Sunset Mesa Funeral Home operator Megan Hess has confessed to stealing hundreds of bodies and body parts and reselling them to individuals and companies that purchased them for scientific, medical and educational purposes, according to a plea agreement filed on Tuesday.
Hess was initially indicted along with her mother, Shirley Koch, with whom she ran the funeral home in the Colorado town of Montrose, on six charges of mail fraud and three counts of transporting hazardous materials in March 2020. She pled guilty to lesser charges – one count of mail fraud and one of aiding and abetting – just weeks before her trial was set to begin.
The plea agreement describes Hess concocting a scheme to steal and sell body parts as far back as 2010 and conducting the lucrative operation through 2018. After opening the funeral home with Koch in 2009, the pair launched a nonprofit “donor services” company out of the same address and sold the body parts of the deceased while providing fake ashes to grieving relatives, charging families $1,000 or more for the bogus cremains.
The two women were also accused of shipping to their mail-order customers bodies that had tested positive for – or belonged to individuals who had died from – an array of infectious diseases, including hepatitis B and C and HIV, all while certifying the corpses as disease-free.
Because they were essentially getting paid twice for each body, the mother-daughter duo could afford to charge lower prices than competitors, thus ensuring a constant supply of new flesh, according to authorities.
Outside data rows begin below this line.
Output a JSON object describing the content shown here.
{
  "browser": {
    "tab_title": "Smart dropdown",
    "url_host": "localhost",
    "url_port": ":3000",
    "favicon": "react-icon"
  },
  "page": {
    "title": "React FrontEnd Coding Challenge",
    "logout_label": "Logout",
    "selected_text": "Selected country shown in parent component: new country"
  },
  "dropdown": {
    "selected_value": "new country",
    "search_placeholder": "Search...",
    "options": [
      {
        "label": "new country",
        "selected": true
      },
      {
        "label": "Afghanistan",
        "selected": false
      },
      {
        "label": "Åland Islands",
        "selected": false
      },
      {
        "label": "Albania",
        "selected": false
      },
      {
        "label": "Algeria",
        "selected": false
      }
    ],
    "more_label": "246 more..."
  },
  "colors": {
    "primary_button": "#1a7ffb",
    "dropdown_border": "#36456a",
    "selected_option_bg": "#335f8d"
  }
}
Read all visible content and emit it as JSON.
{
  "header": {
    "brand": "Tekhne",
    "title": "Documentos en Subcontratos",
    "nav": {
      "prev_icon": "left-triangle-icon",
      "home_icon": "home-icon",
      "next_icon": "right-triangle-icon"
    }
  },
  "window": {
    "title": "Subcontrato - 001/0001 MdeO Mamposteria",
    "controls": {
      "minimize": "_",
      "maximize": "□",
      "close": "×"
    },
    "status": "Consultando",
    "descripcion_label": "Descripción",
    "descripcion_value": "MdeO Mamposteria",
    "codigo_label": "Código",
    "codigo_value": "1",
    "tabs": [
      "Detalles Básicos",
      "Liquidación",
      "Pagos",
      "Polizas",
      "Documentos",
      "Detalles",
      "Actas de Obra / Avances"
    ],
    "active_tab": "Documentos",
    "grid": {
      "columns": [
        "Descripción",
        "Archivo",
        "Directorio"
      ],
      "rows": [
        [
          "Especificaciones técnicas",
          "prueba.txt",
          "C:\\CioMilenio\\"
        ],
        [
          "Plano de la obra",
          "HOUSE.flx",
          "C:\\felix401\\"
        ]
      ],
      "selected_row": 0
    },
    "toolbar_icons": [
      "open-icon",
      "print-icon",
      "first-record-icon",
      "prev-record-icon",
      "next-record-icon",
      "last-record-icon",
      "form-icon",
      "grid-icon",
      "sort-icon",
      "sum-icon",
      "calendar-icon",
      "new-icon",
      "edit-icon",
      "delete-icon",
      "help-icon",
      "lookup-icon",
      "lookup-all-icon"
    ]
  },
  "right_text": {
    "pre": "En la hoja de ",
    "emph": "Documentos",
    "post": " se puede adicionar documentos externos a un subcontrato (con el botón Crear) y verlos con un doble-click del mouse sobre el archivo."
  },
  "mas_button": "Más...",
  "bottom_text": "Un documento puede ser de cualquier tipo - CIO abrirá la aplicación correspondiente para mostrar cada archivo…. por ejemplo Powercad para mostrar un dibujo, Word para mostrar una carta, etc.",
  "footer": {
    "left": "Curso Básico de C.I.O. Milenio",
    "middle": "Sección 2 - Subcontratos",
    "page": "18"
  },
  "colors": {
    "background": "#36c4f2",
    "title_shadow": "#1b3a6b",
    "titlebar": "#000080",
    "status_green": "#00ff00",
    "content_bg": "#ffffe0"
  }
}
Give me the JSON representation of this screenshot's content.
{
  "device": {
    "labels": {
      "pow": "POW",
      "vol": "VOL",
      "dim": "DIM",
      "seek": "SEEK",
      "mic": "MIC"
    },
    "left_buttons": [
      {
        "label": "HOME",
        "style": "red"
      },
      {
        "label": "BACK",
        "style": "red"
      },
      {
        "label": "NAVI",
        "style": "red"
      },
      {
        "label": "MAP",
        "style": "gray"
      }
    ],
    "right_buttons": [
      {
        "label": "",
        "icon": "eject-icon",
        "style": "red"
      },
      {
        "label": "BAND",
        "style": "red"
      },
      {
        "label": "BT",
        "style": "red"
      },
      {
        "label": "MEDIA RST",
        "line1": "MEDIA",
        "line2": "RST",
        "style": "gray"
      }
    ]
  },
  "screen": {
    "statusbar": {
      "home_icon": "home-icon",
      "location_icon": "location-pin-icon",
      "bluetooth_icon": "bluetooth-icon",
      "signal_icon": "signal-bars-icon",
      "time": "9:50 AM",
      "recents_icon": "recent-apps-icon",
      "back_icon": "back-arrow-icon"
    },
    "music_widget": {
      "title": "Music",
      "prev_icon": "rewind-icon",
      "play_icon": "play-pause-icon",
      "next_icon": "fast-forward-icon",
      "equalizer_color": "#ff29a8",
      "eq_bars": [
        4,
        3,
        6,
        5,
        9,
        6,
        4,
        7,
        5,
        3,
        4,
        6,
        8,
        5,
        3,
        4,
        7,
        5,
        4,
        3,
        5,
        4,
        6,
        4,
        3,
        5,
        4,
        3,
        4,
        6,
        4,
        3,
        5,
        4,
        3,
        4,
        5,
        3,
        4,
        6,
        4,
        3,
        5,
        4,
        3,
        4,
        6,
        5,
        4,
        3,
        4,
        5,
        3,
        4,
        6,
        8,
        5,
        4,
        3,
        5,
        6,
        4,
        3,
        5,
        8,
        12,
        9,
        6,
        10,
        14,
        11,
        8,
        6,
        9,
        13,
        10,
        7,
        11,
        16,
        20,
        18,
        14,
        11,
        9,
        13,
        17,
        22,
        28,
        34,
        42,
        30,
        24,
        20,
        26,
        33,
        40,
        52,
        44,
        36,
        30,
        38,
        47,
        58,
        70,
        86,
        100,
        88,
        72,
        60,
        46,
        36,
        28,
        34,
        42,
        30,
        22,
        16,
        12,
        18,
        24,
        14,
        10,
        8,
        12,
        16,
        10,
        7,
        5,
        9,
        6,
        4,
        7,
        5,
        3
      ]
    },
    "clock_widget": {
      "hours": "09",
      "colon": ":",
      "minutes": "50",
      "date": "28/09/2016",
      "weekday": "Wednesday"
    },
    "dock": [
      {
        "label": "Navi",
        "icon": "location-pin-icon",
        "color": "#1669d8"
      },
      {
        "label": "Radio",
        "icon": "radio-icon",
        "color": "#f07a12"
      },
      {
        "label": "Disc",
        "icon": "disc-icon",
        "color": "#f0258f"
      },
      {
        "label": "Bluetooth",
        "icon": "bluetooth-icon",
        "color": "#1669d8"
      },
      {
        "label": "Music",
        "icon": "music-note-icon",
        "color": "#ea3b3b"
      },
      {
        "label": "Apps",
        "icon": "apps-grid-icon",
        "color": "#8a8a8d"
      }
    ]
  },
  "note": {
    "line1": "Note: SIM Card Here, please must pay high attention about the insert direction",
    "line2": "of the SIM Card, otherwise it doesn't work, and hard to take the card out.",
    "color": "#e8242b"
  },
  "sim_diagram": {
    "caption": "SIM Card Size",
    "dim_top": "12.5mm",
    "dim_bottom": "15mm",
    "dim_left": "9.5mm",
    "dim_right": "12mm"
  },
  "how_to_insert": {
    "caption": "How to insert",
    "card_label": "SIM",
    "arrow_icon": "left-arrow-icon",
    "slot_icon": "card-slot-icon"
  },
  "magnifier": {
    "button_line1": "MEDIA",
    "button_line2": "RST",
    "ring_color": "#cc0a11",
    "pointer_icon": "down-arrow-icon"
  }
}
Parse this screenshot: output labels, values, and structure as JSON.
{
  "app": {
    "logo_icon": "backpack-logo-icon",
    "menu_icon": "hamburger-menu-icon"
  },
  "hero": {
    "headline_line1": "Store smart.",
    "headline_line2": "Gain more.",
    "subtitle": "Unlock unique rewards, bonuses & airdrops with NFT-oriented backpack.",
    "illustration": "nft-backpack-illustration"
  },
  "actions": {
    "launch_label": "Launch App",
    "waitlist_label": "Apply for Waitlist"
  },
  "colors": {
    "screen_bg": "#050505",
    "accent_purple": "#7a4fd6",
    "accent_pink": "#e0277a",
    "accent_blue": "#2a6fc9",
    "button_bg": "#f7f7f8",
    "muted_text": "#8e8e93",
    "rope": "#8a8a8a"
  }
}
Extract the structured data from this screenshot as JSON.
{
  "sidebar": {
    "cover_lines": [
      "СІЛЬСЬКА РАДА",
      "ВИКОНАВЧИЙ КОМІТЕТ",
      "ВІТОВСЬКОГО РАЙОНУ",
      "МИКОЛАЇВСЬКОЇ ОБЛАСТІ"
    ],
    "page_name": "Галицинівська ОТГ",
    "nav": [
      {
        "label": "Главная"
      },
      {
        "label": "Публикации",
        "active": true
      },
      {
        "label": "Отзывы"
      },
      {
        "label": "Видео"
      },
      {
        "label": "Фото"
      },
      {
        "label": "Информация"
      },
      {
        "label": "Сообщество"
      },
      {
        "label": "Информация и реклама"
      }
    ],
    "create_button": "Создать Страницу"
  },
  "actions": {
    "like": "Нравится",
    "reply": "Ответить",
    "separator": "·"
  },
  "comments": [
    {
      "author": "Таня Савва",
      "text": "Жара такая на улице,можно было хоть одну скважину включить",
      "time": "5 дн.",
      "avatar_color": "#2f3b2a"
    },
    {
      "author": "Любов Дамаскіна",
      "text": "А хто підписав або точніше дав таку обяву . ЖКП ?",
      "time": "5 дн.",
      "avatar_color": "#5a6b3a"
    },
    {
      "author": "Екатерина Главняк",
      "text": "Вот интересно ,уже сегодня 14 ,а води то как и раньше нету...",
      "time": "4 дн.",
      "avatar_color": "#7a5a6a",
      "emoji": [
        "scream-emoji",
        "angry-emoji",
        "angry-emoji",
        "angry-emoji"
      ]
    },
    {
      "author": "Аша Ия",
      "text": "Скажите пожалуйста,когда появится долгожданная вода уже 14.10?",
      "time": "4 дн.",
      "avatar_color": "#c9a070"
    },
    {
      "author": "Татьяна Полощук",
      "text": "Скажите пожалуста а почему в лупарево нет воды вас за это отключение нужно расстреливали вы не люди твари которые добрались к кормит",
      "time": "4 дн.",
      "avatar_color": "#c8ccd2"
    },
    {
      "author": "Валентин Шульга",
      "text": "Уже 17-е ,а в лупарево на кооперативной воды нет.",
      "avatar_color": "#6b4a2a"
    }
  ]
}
One year, they allegedly made so much money just from the gold teeth extracted from bodies that they were able to take the whole family to Disneyland.
Hess faces a maximum sentence of 20 years in prison, although prosecutors are seeking a sentence of 12 to 15 years. Koch is still set to stand trial and faces up to 135 years in federal prison if convicted on all charges.
Colorado funeral homes are the least regulated in the US, according to Colorado representative Matt Soper, but this case has motivated local authorities to seek changes in state laws. One new regulation prohibits funeral home operators from running body broker businesses, another increases regulatory oversight of funeral homes in the state, and a third steps up legal penalties for abusing a corpse.